Connecticut is investigating Amazon’s practices in the e-books market.

Connecticut’s top law enforcement official said on Wednesday that he was conducting an antitrust investigation into how Amazon runs its e-books business.

William Tong, Connecticut’s attorney general, said in a statement that the state “has an active and ongoing antitrust investigation into Amazon regarding potentially anticompetitive terms” in the distribution agreements the company has for electronic books with some publishers.

The investigation is the latest antitrust inquiry into Amazon to be publicly revealed. Officials in California and Washington have scrutinized how the company treats the independent merchants who use its marketplace. The Federal Trade Commission also has its own inquiry into the company, which critics say has grown into a dominant online retailer by crushing smaller competitors.

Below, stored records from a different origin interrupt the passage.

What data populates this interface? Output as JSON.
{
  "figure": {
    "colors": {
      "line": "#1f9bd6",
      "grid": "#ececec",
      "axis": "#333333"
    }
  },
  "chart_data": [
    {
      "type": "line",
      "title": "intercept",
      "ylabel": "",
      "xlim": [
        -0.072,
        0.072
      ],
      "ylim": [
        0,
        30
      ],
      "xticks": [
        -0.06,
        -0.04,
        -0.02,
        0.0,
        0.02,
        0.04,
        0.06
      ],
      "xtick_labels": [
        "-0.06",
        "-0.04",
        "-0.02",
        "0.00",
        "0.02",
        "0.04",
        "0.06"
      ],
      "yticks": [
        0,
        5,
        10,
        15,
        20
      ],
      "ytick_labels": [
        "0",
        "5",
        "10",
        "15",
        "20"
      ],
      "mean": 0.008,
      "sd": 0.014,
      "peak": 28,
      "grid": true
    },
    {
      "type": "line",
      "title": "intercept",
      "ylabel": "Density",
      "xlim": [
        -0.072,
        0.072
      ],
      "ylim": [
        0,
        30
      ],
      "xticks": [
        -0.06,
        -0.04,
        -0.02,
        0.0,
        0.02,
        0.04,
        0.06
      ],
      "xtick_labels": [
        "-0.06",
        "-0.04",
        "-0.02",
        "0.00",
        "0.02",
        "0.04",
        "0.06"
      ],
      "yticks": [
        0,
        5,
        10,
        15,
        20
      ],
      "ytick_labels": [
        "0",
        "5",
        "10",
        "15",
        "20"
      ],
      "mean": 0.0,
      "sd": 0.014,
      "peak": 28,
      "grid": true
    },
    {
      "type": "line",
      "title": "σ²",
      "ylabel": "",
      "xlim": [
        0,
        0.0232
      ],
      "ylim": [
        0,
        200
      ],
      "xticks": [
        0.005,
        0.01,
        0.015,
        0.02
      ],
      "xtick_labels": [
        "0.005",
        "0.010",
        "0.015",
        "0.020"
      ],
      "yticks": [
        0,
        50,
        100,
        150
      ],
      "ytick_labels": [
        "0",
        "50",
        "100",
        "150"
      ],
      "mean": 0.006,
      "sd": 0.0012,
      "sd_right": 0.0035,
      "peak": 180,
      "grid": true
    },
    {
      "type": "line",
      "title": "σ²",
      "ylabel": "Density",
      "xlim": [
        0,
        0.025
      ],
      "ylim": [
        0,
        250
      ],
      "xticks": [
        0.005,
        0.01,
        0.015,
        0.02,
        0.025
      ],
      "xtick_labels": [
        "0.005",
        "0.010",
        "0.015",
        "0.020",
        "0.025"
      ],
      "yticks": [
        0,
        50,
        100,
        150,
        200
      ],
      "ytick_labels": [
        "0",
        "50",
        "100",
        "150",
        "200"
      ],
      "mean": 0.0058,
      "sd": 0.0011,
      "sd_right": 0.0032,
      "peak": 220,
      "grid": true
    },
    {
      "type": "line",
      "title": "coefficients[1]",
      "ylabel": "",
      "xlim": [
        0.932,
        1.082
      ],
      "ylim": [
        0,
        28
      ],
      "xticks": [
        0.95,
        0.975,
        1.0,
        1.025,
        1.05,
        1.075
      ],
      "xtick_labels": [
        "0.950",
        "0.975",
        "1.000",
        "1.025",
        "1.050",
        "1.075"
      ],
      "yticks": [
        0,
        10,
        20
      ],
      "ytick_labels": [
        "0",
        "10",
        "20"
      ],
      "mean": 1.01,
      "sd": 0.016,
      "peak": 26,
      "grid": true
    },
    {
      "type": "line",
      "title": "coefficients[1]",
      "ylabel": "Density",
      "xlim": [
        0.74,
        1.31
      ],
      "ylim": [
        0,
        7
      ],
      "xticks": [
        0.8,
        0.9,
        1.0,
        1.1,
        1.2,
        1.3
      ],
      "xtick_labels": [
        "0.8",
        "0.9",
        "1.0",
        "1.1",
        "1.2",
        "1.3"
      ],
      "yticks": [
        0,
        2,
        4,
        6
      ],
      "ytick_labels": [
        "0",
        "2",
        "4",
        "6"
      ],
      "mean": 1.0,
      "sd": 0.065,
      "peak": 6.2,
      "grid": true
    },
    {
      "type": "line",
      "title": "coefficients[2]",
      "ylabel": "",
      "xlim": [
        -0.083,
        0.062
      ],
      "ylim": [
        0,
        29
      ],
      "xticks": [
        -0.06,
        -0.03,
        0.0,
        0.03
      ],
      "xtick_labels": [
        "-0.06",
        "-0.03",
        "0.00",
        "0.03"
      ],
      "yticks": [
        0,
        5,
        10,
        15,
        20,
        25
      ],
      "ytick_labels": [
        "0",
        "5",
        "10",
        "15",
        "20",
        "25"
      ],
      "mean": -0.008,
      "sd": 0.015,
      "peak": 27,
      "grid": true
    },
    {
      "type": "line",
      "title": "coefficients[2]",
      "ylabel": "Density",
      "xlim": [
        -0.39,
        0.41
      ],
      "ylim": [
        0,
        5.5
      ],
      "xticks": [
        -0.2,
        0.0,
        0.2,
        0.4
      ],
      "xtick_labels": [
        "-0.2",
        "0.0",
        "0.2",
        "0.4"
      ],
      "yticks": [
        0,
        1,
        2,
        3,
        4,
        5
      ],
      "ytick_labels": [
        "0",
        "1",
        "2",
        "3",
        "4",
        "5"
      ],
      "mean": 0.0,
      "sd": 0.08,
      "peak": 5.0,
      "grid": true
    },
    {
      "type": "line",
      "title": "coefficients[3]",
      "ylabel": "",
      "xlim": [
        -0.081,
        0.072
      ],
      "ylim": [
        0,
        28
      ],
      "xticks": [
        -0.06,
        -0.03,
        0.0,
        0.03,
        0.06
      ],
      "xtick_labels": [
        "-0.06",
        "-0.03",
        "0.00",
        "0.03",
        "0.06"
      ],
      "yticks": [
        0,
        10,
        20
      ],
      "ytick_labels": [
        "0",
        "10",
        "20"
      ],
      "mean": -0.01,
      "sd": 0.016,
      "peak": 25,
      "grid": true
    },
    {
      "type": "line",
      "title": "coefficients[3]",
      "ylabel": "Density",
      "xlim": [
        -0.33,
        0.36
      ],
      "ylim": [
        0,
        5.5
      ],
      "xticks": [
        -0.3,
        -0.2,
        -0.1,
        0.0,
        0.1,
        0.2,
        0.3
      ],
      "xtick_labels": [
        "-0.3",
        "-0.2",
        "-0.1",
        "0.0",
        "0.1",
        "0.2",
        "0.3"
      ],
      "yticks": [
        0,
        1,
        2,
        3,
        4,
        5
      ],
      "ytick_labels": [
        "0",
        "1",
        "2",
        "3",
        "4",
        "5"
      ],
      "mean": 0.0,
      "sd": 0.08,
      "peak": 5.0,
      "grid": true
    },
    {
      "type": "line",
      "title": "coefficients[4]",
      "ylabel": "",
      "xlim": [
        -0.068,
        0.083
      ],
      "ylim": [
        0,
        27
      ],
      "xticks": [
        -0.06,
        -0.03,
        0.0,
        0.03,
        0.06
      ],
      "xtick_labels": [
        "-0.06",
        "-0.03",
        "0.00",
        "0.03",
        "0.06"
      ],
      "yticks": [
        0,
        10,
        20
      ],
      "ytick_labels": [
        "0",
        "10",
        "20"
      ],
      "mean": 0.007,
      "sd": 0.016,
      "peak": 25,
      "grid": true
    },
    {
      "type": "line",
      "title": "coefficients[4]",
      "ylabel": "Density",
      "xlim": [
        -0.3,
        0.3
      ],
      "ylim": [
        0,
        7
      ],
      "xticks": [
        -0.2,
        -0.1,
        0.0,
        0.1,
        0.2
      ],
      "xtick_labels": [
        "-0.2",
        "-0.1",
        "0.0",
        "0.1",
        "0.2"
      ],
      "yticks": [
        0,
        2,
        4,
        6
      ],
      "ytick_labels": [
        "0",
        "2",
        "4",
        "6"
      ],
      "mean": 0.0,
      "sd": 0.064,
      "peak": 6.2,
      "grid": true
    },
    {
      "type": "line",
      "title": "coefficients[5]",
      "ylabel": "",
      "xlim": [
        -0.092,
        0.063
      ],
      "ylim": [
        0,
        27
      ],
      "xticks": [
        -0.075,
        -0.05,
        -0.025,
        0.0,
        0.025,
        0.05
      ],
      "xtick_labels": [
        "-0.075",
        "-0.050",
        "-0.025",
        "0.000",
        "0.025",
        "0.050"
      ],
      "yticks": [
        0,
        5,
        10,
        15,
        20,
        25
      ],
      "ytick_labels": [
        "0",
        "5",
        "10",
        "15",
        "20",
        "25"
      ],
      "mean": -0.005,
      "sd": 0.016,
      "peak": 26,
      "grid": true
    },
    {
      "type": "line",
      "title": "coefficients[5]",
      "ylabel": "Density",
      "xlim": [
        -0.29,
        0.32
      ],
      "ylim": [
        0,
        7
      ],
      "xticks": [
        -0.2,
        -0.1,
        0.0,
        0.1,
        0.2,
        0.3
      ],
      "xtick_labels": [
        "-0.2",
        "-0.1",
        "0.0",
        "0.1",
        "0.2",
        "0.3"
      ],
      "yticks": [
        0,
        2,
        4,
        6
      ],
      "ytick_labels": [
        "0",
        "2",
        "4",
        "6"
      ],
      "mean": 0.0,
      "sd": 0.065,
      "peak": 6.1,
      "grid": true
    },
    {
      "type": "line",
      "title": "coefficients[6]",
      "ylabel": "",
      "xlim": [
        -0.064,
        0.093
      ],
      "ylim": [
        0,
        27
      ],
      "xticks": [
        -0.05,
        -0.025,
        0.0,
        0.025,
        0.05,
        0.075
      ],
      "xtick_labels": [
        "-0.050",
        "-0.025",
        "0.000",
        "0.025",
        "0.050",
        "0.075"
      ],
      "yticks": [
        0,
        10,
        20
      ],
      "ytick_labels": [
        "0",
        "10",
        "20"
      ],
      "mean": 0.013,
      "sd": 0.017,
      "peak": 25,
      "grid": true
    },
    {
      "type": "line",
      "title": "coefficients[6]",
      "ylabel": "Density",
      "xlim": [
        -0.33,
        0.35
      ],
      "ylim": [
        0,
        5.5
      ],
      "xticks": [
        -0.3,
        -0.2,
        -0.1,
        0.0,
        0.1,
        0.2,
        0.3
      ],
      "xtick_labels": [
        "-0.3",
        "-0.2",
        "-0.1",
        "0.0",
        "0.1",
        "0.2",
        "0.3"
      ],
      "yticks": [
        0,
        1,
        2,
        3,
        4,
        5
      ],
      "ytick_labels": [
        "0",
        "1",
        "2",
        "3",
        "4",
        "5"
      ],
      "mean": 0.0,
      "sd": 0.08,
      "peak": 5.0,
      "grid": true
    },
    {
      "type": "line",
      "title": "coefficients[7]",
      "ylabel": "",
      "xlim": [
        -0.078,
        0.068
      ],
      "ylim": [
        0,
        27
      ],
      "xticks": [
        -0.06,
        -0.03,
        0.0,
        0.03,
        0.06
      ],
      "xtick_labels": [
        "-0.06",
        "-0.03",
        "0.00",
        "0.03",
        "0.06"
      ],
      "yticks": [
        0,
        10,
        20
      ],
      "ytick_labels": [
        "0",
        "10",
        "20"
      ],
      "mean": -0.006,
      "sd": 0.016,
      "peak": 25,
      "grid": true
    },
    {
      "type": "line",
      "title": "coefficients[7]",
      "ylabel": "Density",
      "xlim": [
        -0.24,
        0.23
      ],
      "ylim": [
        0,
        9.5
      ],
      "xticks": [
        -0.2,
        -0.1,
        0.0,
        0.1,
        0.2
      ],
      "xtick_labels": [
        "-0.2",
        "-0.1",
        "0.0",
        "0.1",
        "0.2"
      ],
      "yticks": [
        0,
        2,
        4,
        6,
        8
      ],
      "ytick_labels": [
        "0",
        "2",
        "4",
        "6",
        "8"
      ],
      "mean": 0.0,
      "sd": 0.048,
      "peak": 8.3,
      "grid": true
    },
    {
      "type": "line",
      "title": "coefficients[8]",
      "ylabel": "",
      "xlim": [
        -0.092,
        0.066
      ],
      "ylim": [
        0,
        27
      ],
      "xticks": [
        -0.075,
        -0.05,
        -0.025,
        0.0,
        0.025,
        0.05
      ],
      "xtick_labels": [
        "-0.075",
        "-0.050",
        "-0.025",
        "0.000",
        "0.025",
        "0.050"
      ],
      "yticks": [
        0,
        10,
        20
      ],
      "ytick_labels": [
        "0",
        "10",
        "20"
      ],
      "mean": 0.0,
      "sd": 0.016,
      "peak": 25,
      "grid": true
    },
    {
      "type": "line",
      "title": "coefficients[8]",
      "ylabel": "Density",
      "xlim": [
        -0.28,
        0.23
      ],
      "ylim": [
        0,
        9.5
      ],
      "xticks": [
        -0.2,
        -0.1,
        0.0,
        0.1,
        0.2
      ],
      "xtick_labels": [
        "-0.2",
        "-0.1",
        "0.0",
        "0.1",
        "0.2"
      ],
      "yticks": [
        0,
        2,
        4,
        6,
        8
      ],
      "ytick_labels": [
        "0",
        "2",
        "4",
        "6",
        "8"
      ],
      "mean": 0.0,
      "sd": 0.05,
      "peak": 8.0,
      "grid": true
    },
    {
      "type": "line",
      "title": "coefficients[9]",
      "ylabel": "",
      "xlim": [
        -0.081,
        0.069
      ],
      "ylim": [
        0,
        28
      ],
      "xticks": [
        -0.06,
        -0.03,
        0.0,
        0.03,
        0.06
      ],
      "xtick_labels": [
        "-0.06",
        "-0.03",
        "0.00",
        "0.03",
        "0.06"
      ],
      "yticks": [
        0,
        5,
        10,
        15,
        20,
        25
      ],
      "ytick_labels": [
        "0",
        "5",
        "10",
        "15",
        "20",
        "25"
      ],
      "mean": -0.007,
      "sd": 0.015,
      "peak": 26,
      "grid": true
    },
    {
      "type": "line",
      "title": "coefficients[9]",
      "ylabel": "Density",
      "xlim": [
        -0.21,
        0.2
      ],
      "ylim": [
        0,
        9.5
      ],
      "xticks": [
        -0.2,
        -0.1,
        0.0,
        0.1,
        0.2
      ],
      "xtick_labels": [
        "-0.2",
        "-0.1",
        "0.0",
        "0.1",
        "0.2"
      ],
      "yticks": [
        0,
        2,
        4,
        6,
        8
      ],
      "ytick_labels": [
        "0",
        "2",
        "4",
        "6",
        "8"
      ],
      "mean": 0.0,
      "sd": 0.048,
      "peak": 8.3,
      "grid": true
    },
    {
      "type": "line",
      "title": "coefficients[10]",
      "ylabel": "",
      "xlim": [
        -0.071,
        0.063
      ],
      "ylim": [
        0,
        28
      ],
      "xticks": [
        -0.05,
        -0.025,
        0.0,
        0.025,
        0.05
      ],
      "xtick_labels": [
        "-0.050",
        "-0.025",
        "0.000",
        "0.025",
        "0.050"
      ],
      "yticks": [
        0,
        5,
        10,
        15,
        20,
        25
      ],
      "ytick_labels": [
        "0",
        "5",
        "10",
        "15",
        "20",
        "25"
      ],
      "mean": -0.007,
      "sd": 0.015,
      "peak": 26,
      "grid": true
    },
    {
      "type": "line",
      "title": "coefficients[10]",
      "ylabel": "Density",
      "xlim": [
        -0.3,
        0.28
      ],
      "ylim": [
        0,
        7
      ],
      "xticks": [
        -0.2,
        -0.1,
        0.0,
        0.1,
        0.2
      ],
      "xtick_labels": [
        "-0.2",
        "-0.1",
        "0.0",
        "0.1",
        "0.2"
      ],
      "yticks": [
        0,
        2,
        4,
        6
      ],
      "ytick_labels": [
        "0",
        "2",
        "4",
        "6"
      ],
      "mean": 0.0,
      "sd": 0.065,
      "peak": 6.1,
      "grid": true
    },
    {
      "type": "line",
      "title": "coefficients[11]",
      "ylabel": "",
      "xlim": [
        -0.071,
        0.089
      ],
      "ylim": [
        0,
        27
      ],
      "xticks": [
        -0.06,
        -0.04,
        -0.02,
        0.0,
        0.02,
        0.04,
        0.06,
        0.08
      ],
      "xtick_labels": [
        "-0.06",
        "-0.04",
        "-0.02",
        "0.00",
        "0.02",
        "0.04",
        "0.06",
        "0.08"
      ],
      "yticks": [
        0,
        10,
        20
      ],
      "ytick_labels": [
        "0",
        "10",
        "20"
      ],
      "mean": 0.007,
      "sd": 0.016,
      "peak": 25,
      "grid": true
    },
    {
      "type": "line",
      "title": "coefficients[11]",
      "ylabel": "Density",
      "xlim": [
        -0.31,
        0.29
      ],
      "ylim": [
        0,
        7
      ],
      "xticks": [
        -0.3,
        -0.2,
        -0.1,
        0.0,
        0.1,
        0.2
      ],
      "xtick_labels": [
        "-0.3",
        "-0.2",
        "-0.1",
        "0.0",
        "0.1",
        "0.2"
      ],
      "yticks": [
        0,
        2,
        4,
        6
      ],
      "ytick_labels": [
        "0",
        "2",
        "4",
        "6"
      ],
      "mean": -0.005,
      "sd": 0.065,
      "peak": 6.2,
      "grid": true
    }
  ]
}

A spokesman for Amazon declined to comment. The inquiry was reported earlier by The Wall Street Journal.

Amazon got its start selling books in the 1990s. It introduced its Kindle e-books reader in 2007. The business quickly attracted regulatory attention. In 2012, the Department of Justice sued Apple, saying it had conspired with major publishers to raise the price of e-books beyond the $9.99 that Amazon charged.

Connecticut was among the states that filed their own lawsuit against Apple. Mr. Tong, a Democrat, said in his statement that his office “continues to aggressively monitor this market to protect fair competition for consumers, authors and other e-book retailers.”